ISO 22301 Business Continuity: Getting Started

What Is ISO 22301?

ISO 22301 is the international standard for Business Continuity Management Systems (BCMS). It provides a framework for identifying potential threats to an organisation and building the capability to respond effectively, protecting stakeholders, reputation, and value-creating activities. Whether you face natural disasters, cyber attacks, supply chain failures, or pandemics, a well-designed BCMS ensures you can continue operating.

Getting Leadership Buy-In

Business continuity requires commitment from the top. Senior management must define the BCMS scope, establish a business continuity policy, assign roles and responsibilities, and ensure adequate resources. Without genuine leadership engagement, business continuity plans often become shelf documents that fail under real pressure.

Conducting a Business Impact Analysis

The Business Impact Analysis (BIA) is the foundation of your BCMS. It identifies your organisation's critical activities and the resources they depend on. During the BIA:

• Identify all products, services, and supporting activities
• Determine the impact of disruption over time for each activity
• Establish Maximum Tolerable Period of Disruption (MTPD) for each critical activity
• Define Recovery Time Objectives (RTO) and Recovery Point Objectives (RPO)
• Identify dependencies, including people, technology, suppliers, and facilities

Risk Assessment for Business Continuity

While the BIA tells you what matters most, the risk assessment identifies what could go wrong. Assess threats and vulnerabilities that could cause disruption to your critical activities. Common categories include:

• Technology failures and cyber incidents
• Loss of key personnel or skills
• Supply chain and third-party disruptions
• Physical threats such as fire, flood, or power outage

Prioritise risks based on likelihood and impact, then determine appropriate treatment strategies.

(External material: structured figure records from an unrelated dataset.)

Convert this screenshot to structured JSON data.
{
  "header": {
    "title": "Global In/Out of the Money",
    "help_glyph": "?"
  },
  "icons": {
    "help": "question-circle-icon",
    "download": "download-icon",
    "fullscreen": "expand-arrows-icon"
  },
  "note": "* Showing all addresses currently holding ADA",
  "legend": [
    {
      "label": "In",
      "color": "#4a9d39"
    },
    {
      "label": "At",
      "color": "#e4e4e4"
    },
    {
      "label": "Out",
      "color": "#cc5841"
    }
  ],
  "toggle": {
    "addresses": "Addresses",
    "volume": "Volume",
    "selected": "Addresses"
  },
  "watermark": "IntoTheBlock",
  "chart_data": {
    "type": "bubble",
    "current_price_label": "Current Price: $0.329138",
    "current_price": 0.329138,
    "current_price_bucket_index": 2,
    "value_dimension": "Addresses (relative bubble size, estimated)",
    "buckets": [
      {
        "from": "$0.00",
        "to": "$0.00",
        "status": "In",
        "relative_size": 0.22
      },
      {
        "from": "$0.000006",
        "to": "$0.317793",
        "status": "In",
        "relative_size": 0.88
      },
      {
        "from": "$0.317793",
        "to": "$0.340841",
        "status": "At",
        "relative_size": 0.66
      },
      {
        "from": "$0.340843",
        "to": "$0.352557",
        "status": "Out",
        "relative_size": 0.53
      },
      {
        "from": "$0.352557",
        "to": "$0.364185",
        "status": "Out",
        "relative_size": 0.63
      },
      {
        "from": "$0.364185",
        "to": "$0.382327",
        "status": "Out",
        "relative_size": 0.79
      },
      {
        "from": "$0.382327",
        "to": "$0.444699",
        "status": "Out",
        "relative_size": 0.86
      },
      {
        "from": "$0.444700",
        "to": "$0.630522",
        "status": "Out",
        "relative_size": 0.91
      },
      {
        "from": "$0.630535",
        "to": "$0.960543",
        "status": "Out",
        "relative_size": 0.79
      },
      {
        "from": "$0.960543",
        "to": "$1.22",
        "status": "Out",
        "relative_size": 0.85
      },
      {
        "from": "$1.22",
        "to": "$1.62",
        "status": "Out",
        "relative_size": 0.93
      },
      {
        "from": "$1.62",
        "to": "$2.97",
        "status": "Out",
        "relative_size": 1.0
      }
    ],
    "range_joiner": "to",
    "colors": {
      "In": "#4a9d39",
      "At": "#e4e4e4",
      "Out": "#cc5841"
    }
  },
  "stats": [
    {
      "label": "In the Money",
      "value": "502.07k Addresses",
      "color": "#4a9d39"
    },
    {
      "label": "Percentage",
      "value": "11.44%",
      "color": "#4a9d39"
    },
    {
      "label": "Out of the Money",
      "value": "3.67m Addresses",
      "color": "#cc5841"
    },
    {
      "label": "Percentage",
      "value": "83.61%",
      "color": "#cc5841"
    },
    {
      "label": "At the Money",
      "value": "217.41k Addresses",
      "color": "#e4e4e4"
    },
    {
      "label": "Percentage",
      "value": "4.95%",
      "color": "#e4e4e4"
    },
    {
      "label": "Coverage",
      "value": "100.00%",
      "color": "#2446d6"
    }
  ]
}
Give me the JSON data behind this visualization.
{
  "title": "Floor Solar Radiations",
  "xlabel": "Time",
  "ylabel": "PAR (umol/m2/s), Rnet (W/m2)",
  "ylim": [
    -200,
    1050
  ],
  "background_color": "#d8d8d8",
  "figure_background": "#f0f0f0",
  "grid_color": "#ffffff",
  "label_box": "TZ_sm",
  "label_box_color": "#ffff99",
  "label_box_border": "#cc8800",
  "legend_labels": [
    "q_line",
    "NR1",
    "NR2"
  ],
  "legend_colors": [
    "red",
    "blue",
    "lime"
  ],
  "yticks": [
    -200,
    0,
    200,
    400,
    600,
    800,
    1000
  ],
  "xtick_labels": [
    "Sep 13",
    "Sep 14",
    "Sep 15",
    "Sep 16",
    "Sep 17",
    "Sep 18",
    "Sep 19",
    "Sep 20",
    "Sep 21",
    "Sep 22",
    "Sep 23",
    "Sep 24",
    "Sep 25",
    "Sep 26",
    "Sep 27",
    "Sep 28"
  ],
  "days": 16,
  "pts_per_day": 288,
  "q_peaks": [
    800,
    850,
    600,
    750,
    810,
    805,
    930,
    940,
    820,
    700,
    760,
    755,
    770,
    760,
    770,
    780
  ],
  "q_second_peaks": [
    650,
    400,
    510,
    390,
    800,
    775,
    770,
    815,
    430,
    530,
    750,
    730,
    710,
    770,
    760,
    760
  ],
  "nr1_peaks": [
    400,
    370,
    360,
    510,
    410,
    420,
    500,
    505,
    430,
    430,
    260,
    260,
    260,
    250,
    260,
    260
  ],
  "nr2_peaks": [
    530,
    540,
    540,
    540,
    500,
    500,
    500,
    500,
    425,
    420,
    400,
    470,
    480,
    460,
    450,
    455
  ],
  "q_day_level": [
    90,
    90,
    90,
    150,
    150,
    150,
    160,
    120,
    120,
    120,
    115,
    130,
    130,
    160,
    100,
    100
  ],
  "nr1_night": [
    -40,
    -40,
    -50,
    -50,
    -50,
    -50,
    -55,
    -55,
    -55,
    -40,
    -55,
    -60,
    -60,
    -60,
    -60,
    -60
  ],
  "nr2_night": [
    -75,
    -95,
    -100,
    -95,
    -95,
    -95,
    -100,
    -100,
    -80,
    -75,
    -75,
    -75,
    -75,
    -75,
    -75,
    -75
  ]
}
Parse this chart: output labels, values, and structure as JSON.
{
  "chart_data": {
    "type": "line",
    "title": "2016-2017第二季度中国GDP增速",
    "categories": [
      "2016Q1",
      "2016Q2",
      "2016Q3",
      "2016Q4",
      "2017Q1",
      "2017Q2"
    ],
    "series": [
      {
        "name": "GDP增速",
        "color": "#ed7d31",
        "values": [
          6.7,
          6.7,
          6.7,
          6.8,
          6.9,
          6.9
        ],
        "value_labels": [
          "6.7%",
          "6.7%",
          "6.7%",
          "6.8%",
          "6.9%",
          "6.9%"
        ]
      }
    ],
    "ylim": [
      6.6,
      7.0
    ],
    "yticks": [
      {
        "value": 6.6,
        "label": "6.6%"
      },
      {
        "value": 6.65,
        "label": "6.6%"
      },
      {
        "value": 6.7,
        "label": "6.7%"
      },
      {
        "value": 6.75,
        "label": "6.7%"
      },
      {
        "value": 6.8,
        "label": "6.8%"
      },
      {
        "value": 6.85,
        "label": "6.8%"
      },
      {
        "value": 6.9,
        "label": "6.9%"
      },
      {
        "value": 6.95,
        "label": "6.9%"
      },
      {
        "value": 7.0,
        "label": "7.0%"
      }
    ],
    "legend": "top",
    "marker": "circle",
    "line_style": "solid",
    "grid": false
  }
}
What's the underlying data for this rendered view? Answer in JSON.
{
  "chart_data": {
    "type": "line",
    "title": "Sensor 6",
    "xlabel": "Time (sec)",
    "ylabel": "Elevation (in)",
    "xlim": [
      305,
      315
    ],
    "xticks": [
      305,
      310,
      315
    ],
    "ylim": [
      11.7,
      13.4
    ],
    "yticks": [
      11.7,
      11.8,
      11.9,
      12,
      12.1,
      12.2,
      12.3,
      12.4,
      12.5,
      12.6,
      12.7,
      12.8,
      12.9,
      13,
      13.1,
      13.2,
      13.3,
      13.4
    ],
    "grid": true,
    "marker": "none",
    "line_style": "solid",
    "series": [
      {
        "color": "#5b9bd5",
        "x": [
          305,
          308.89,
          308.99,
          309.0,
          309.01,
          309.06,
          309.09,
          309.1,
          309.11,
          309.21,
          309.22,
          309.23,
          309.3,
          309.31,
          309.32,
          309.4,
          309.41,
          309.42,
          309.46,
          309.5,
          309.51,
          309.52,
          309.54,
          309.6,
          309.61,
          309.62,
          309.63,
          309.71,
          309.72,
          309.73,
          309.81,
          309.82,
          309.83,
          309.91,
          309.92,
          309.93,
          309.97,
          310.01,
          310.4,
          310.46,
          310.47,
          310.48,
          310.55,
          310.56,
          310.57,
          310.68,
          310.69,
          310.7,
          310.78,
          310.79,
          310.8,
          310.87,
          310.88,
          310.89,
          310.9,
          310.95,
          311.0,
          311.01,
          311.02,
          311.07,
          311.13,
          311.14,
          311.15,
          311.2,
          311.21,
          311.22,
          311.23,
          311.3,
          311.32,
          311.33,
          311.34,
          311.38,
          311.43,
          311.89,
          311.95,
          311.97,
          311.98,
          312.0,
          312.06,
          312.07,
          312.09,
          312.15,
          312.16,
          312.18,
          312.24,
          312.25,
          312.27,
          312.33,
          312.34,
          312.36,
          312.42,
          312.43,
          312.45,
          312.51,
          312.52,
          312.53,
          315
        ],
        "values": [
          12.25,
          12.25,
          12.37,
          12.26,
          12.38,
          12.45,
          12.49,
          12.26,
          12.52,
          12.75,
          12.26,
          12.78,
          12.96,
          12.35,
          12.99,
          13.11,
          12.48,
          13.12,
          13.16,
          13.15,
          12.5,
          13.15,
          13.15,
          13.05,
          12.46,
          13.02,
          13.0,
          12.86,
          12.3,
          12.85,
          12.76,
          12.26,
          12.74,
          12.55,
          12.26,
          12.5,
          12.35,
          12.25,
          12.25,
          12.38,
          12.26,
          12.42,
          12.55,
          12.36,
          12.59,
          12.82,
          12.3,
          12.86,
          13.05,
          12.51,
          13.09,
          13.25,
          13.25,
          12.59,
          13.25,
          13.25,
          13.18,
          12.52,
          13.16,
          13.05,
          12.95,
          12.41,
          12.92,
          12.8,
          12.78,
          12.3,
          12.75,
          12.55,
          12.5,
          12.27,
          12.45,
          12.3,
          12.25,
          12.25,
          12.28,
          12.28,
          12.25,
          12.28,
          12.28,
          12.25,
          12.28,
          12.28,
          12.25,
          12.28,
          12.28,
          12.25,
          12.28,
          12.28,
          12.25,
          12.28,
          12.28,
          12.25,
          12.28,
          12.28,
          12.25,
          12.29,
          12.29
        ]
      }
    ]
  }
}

Developing Recovery Strategies

For each critical activity, develop strategies that enable recovery within the defined RTO. Recovery strategies should address:

• People: Cross-training, succession planning, remote work capabilities
• Technology: Backup systems, failover infrastructure, data replication
• Facilities: Alternative work locations, mutual aid agreements
• Suppliers: Diversification, stockpiling, contractual continuity clauses

Balance the cost of each strategy against the potential impact of disruption.

Writing Business Continuity Plans

Business continuity plans translate strategies into actionable procedures. Each plan should include:

• Activation criteria and escalation procedures
• Roles and responsibilities during an incident
• Communication protocols for internal and external stakeholders
• Step-by-step recovery procedures
• Resource requirements and contact lists

Keep plans concise and accessible. During a crisis, no one has time to read a 200-page manual.

Testing and Exercising

Plans that are never tested cannot be trusted. ISO 22301 requires organisations to conduct exercises at planned intervals. Common exercise types include:

• Tabletop exercises: Discussion-based walkthroughs of scenarios
• Simulation exercises: Realistic scenario enactments without full activation
• Full-scale exercises: Complete activation of plans and recovery procedures

After each exercise, conduct a debrief and document lessons learned. Update plans based on findings.

Monitoring and Continual Improvement

A BCMS is a living system. Monitor performance through internal audits, management reviews, and post-incident analysis. Track metrics such as RTO achievement during exercises, plan currency, and training completion rates. By following a structured approach rooted in BIA findings, you can build resilience that genuinely protects your organisation when disruption strikes.